Update on my County-Level #COVID19 Tracking Project: 34 states complete, 16 partially complete

Since I've been neglecting other ACA/healthcare posts the past couple of weeks, I figured I should at least provide regular updates on why I've been mostly absent.

I've made major progress in updating and revising my breakout of COVID-19 cases and fatalities at not just the state level but the county level. Again, I've separates the states into two separate spreadsheets:

Until a few weeks ago, I was only able to track about a dozen states at the county level, and even then it went painfully slow, as every state health department website presents their data differently. Some make it easy to collect, others make it difficult. Getting ahold of historic data (that is, daily numbers prior to the current date) was even more difficult; I had to rely on the Internet Archive's Wayback Machine, which can be spotty at times.

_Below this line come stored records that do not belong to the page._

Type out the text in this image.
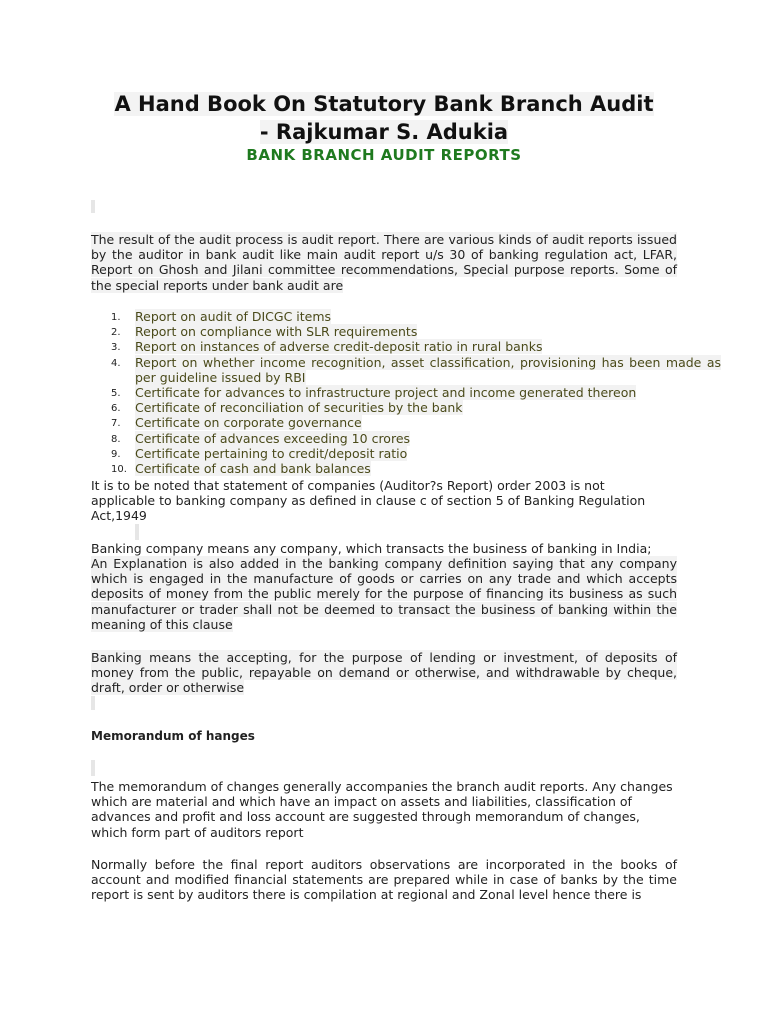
A Hand Book On Statutory Bank Branch Audit
- Rajkumar S. Adukia
BANK BRANCH AUDIT REPORTS
The result of the audit process is audit report. There are various kinds of audit reports issued by the auditor in bank audit like main audit report u/s 30 of banking regulation act, LFAR, Report on Ghosh and Jilani committee recommendations, Special purpose reports. Some of the special reports under bank audit are
Report on audit of DICGC items
Report on compliance with SLR requirements
Report on instances of adverse credit-deposit ratio in rural banks
Report on whether income recognition, asset classification, provisioning has been made as per guideline issued by RBI
Certificate for advances to infrastructure project and income generated thereon
Certificate of reconciliation of securities by the bank
Certificate on corporate governance
Certificate of advances exceeding 10 crores
Certificate pertaining to credit/deposit ratio
Certificate of cash and bank balances
It is to be noted that statement of companies (Auditor?s Report) order 2003 is not applicable to banking company as defined in clause c of section 5 of Banking Regulation Act,1949
Banking company means any company, which transacts the business of banking in India;
An Explanation is also added in the banking company definition saying that any company which is engaged in the manufacture of goods or carries on any trade and which accepts deposits of money from the public merely for the purpose of financing its business as such manufacturer or trader shall not be deemed to transact the business of banking within the meaning of this clause
Banking means the accepting, for the purpose of lending or investment, of deposits of money from the public, repayable on demand or otherwise, and withdrawable by cheque, draft, order or otherwise
Memorandum of hanges
The memorandum of changes generally accompanies the branch audit reports. Any changes which are material and which have an impact on assets and liabilities, classification of advances and profit and loss account are suggested through memorandum of changes, which form part of auditors report
Normally before the final report auditors observations are incorporated in the books of account and modified financial statements are prepared while in case of banks by the time report is sent by auditors there is compilation at regional and Zonal level hence there is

Later, someone clued me in to the New York Times' GitHub archive; the paper's team of data researchers are doing most of the work for me...and have been dating back to as early as February in some states. This has made the data itself far more accessible for every state and U.S. territory...but it still doesn't speed up the actual data plotting process, which I'm still doing manually.

Then, a week or so ago, someone led me towards an even better GitHub data repository resource from Johns Hopkins University, which separates out "Unassigned" and "Out of State" cases, has a better data layout and (critically important!) includes zeroes for the blank counties (i.e., the counties which don't have any reported cases yet). This is critically important for speeding up the posting process.

One irritating thing about both github repositories, however: For some reason, they've decided to lump together all five NYC borroughs into a single "New York City" listing each day. This is irritating since the whole point of this project is to break out the numbers into smaller units, and of course NY City is composed of over 8 million people, but it's the best I can do (the NY state health dept. does break out the numbers by each of the five boroughs, but that's only available for the current day, and the layout of their site is confusing and hard to work with as well).

In any event, as of this writing, I've completed the following:

  • Daily county-level data from 3/20 until at least 5/20 for 34 states
  • At least 2 weeks of county-level data for most other states

I hope to finish bringing all 50 states up to date through 5/28 by tomorrow. This should allow for plenty of interesting analysis of trends and counties to keep an eye on. It will also allow me to get back to posting more regular ACA policy updates/etc.